Question

The molar concentration of the chloride ion in the solution obtained by mixing $300mL$ of $3.0M$ $NaCl$ and $200mL$ of $4.0M$ solution of $BaC{l_2}$ is:
A: $1.6M$
B: $1.8M$
C: $5.0M$
D: $0.5M$

Answer 1

Hint: Molarity is defined as the number of moles of the substance per liter of the solution and normality is defined as the number of gram equivalents of the substance dissolved per liter of the solution. Gram equivalents can be found by multiplying valency with number of moles of substance.
Formula used: ${N_1}{V_1} + {N_2}{V_2} = NV$
$V = {V_1} + {V_2}$
Normality$ = $molarity$ \times n - $factor
Where ${N_1},{V_1}$ is the normality and volume of $NaCl$ solution and ${N_2},{V_2}$ is the normality and volume of $BaC{l_2}$ solution.

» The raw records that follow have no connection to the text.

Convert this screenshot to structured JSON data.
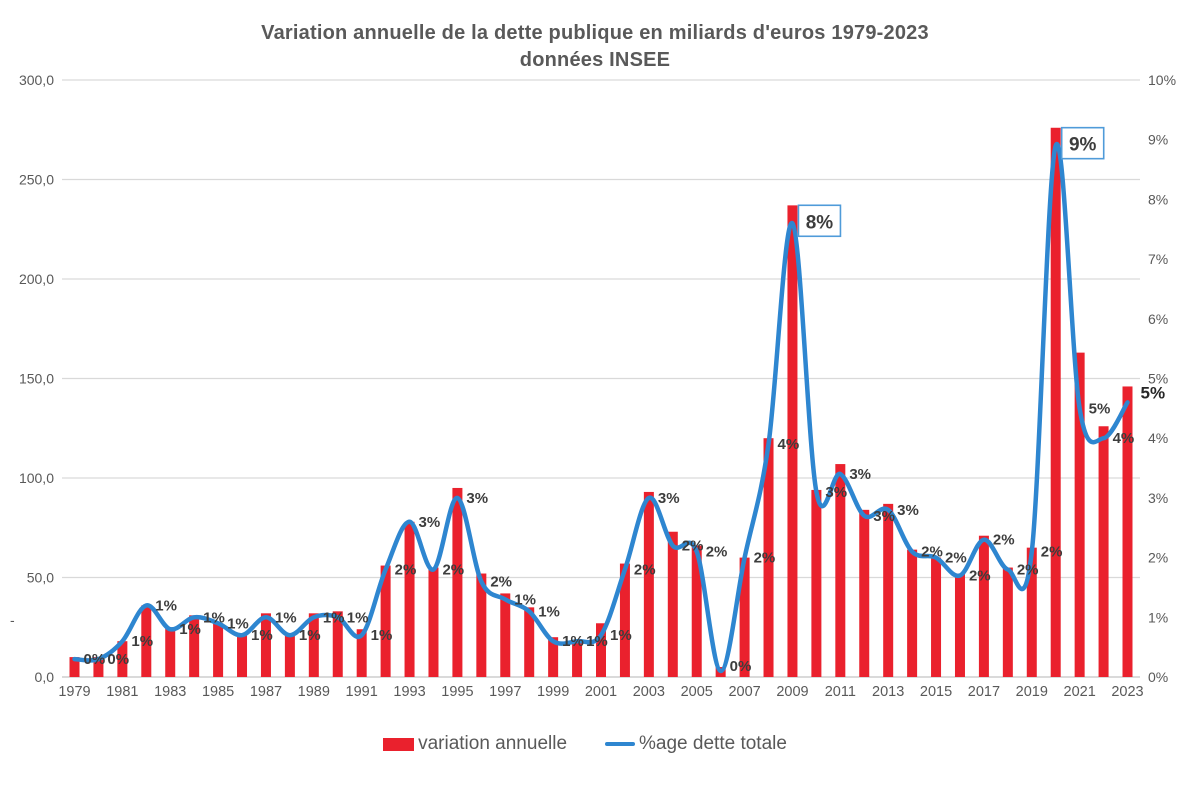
{
  "title": {
    "line1": "Variation annuelle de la dette publique en miliards d'euros 1979-2023",
    "line2": "données INSEE"
  },
  "colors": {
    "bar": "#ea212d",
    "line": "#2e86d0",
    "grid": "#d9d9d9",
    "axis_line": "#c3c3c3",
    "axis_text": "#595959",
    "data_label": "#3d3d3d",
    "annotation_border": "#4f9bd9",
    "annotation_fill": "#ffffff"
  },
  "misc": {
    "stray_dash": "-"
  },
  "chart_data": {
    "type": "bar",
    "subtype": "combo bar + smooth line, dual axes",
    "title": "Variation annuelle de la dette publique en miliards d'euros 1979-2023",
    "subtitle": "données INSEE",
    "categories": [
      1979,
      1980,
      1981,
      1982,
      1983,
      1984,
      1985,
      1986,
      1987,
      1988,
      1989,
      1990,
      1991,
      1992,
      1993,
      1994,
      1995,
      1996,
      1997,
      1998,
      1999,
      2000,
      2001,
      2002,
      2003,
      2004,
      2005,
      2006,
      2007,
      2008,
      2009,
      2010,
      2011,
      2012,
      2013,
      2014,
      2015,
      2016,
      2017,
      2018,
      2019,
      2020,
      2021,
      2022,
      2023
    ],
    "series": [
      {
        "name": "variation annuelle",
        "type": "bar",
        "axis": "left",
        "unit": "milliards d'euros",
        "color": "#ea212d",
        "values": [
          10,
          10,
          18,
          36,
          25,
          31,
          27,
          22,
          32,
          21,
          32,
          33,
          24,
          56,
          78,
          55,
          95,
          52,
          42,
          35,
          20,
          18,
          27,
          57,
          93,
          73,
          66,
          5,
          60,
          120,
          237,
          94,
          107,
          84,
          87,
          64,
          60,
          52,
          71,
          55,
          65,
          276,
          163,
          126,
          146
        ]
      },
      {
        "name": "%age dette totale",
        "type": "line",
        "axis": "right",
        "unit": "%",
        "color": "#2e86d0",
        "values": [
          0.3,
          0.3,
          0.6,
          1.2,
          0.8,
          1.0,
          0.9,
          0.7,
          1.0,
          0.7,
          1.0,
          1.0,
          0.7,
          1.8,
          2.6,
          1.8,
          3.0,
          1.6,
          1.3,
          1.1,
          0.6,
          0.6,
          0.7,
          1.8,
          3.0,
          2.2,
          2.1,
          0.1,
          2.0,
          3.9,
          7.6,
          3.1,
          3.4,
          2.7,
          2.8,
          2.1,
          2.0,
          1.7,
          2.3,
          1.8,
          2.1,
          8.9,
          4.5,
          4.0,
          4.6
        ],
        "point_labels": [
          "0%",
          "0%",
          "1%",
          "1%",
          "1%",
          "1%",
          "1%",
          "1%",
          "1%",
          "1%",
          "1%",
          "1%",
          "1%",
          "2%",
          "3%",
          "2%",
          "3%",
          "2%",
          "1%",
          "1%",
          "1%",
          "1%",
          "1%",
          "2%",
          "3%",
          "2%",
          "2%",
          "0%",
          "2%",
          "4%",
          "8%",
          "3%",
          "3%",
          "3%",
          "3%",
          "2%",
          "2%",
          "2%",
          "2%",
          "2%",
          "2%",
          "9%",
          "5%",
          "4%",
          "5%"
        ]
      }
    ],
    "annotations": [
      {
        "year": 2009,
        "text": "8%",
        "style": "boxed"
      },
      {
        "year": 2020,
        "text": "9%",
        "style": "boxed"
      },
      {
        "year": 2023,
        "text": "5%",
        "style": "bold"
      }
    ],
    "left_axis": {
      "ticks": [
        "300,0",
        "250,0",
        "200,0",
        "150,0",
        "100,0",
        "50,0",
        "0,0"
      ],
      "range": [
        0,
        300
      ]
    },
    "right_axis": {
      "ticks": [
        "10%",
        "9%",
        "8%",
        "7%",
        "6%",
        "5%",
        "4%",
        "3%",
        "2%",
        "1%",
        "0%"
      ],
      "range": [
        0,
        10
      ]
    },
    "x_tick_labels": [
      "1979",
      "1981",
      "1983",
      "1985",
      "1987",
      "1989",
      "1991",
      "1993",
      "1995",
      "1997",
      "1999",
      "2001",
      "2003",
      "2005",
      "2007",
      "2009",
      "2011",
      "2013",
      "2015",
      "2017",
      "2019",
      "2021",
      "2023"
    ],
    "grid": "horizontal only",
    "legend_position": "bottom"
  }
}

Complete step by step answer:
In this question $NaCl$ solution and $BaC{l_2}$ solution are mixed together and we have to find the molarity of the resulting chloride ions. $NaCl$ solution gives only one chloride ion this means $n - $factor of $NaCl$ is one and $BaC{l_2}$ solution gives two chloride ion this means $n - $factor of $BaC{l_2}$ is two. With the help of this and molarity (given in question) we can find the normality of these solutions.
Molarity of given $NaCl$ solution is $3.0M$ and $n - $factor of the solution is one. Therefore we can calculate normality of $NaCl$ solution with the formula:
Normality$ = $molarity$ \times n - $factor
Normality of $NaCl$ solution$ = 3 \times 1 = 3$
Similarly, the molarity of given $BaC{l_2}$ solution is $4.0M$ and $n - $factor of the solution is two. Therefore we can calculate normality of $BaC{l_2}$ solution with the formula:
Normality$ = $molarity$ \times n - $factor
Normality of $BaC{l_2}$ solution$ = 4 \times 2 = 8$
Total volume of the solution obtained by mixing the solution of $BaC{l_2}$ and $NaCl$ will be equal to the sum of these solutions. Volume of $NaCl$ solution is $300mL$ and the volume of $BaC{l_2}$ solution is $200mL$. So, total volume of the solution $\left( V \right)$ will be:
$V = 300 + 200 = 500mL$
Now, we have obtained all the quantities required to calculate normality of chloride ions of resulting solution.
$V = 500mL$
Volume of $NaCl$ solution$ = {V_1} = 300mL$
Volume of $BaC{l_2}$ solution$ = {V_2} = 200mL$
Normality of $NaCl$ solution$ = {N_1} = 3N$
Normality of $BaC{l_2}$ solution$ = {N_2} = 8N$
Using the formula written above we can calculate normality of the resulting solution. That is,
${N_1}{V_1} + {N_2}{V_2} = NV$
$\left( {3 \times 300} \right) + \left( {8 \times 200} \right) = N \times 500$
Solving this equation we get,
$N \times 500 = 900 + 1600 = 2500$
$N = 5$
So, the normality of chloride ions in the resulting solution is $5N$. Normality of chloride ions is equal to the molarity of chloride ions as charge on chloride ions is one so, their $n - $factor is one. Therefore molarity of chloride ions of the resulting solution is $5M$.
So, the correct answer is option C.

Note:
Molality of a solution is defined as the number of moles of the solute that are present in one kilogram of solvent. In calculating molarity volume of the solution is used but for calculating molality mass of solvent is used.